People have often wondered how we could make something to go to the sun. A little over a week after India became the first country to land a probe on the moon’s south pole, it launched a rocket to study the sun, marking another milestone in its space exploration program that is growing in ambition. The rocket still has a very long way to go before it reaches its destination. The rocket blasted off shortly before noon on Saturday, September 2nd, from the Satish Dhawan Space Centre in Sriharikota, in southern India, for a 1.5 million-kilometer, four-month journey toward the sun. The mission also aims to shed light on the dynamics of several other solar phenomena by imaging and measuring particles in the sun’s upper atmosphere.
The mission also can make a “big bang in terms of science,” said Somak Raychaudhury, who was involved in developing some components of the observatory, adding that energy particles emitted by the sun can hit satellites that control communications on Earth.“Mission accomplished,” the India Space Research Organization’s control room announced as the spacecraft hurtled into the Earth’s upper atmosphere. Longer term, data from the mission could help better understand the sun’s impact on Earth’s climate patterns and the origins of solar wind, the stream of particles that flow from the sun through the solar system, ISRO scientists have said. Pushed by Modi, India has privatized space launches and is looking to open the sector to foreign investment as it targets a five-fold increase in its share of the global launch market within the next decade.

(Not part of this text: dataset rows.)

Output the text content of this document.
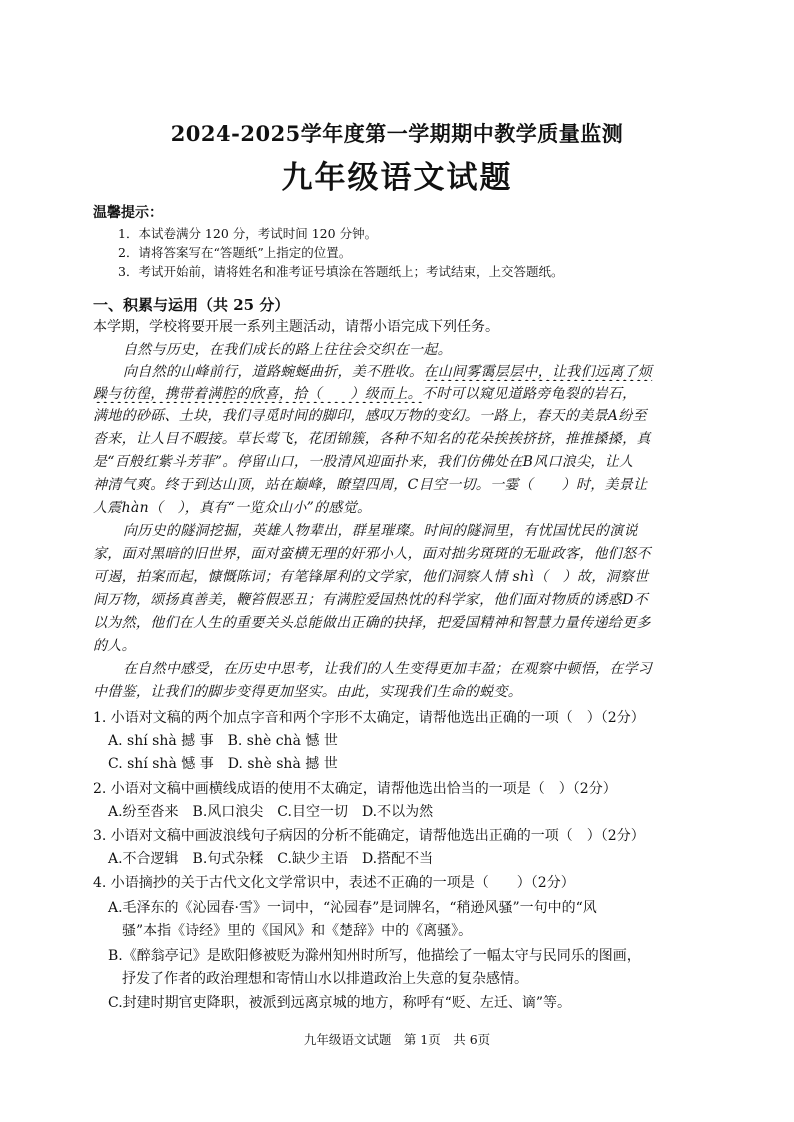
2024-2025学年度第一学期期中教学质量监测
九年级语文试题
温馨提示：
1．本试卷满分 120 分，考试时间 120 分钟。
2．请将答案写在“答题纸”上指定的位置。
3．考试开始前，请将姓名和准考证号填涂在答题纸上；考试结束，上交答题纸。
一、积累与运用（共 25 分）
本学期，学校将要开展一系列主题活动，请帮小语完成下列任务。
自然与历史，在我们成长的路上往往会交织在一起。
向自然的山峰前行，道路蜿蜒曲折，美不胜收。在山间雾霭层层中，让我们远离了烦
躁与彷徨，携带着满腔的欣喜，拾（　　）级而上。不时可以窥见道路旁龟裂的岩石，
满地的砂砾、土块，我们寻觅时间的脚印，感叹万物的变幻。一路上，春天的美景A纷至
沓来，让人目不暇接。草长莺飞，花团锦簇，各种不知名的花朵挨挨挤挤，推推搡搡，真
是“百般红紫斗芳菲”。停留山口，一股清风迎面扑来，我们仿佛处在B风口浪尖，让人
神清气爽。终于到达山顶，站在巅峰，瞭望四周，C目空一切。一霎（　　）时，美景让
人震hàn（　），真有“一览众山小”的感觉。
向历史的隧洞挖掘，英雄人物辈出，群星璀璨。时间的隧洞里，有忧国忧民的演说
家，面对黑暗的旧世界，面对蛮横无理的奸邪小人，面对拙劣斑斑的无耻政客，他们怒不
可遏，拍案而起，慷慨陈词；有笔锋犀利的文学家，他们洞察人情 shì（　）故，洞察世
间万物，颂扬真善美，鞭笞假恶丑；有满腔爱国热忱的科学家，他们面对物质的诱惑D不
以为然，他们在人生的重要关头总能做出正确的抉择，把爱国精神和智慧力量传递给更多
的人。
在自然中感受，在历史中思考，让我们的人生变得更加丰盈；在观察中顿悟，在学习
中借鉴，让我们的脚步变得更加坚实。由此，实现我们生命的蜕变。
1. 小语对文稿的两个加点字音和两个字形不太确定，请帮他选出正确的一项（　）（2分）
A. shí shà 撼 事　B. shè chà 憾 世
C. shí shà 憾 事　D. shè shà 撼 世
2. 小语对文稿中画横线成语的使用不太确定，请帮他选出恰当的一项是（　）（2分）
A.纷至沓来　B.风口浪尖　C.目空一切　D.不以为然
3. 小语对文稿中画波浪线句子病因的分析不能确定，请帮他选出正确的一项（　）（2分）
A.不合逻辑　B.句式杂糅　C.缺少主语　D.搭配不当
4. 小语摘抄的关于古代文化文学常识中，表述不正确的一项是（　　）（2分）
A.毛泽东的《沁园春·雪》一词中，“沁园春”是词牌名，“稍逊风骚”一句中的“风
骚”本指《诗经》里的《国风》和《楚辞》中的《离骚》。
B.《醉翁亭记》是欧阳修被贬为滁州知州时所写，他描绘了一幅太守与民同乐的图画，
抒发了作者的政治理想和寄情山水以排遣政治上失意的复杂感情。
C.封建时期官吏降职，被派到远离京城的地方，称呼有“贬、左迁、谪”等。
九年级语文试题　第 1页　共 6页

Once it’s settled in at L1, the solar probe will use four to three science instruments to study the particles and magnetic fields in its immediate surroundings and four others to scrutinize the sun’s surface (known as the photosphere) and its atmosphere. This work will help scientists better understand solar activity, including the dynamics of solar flares and coronal mass ejections (CMEs), ISRO officials say. Flares are powerful flashes of high-energy radiation, and CMEs are huge eruptions of solar plasma.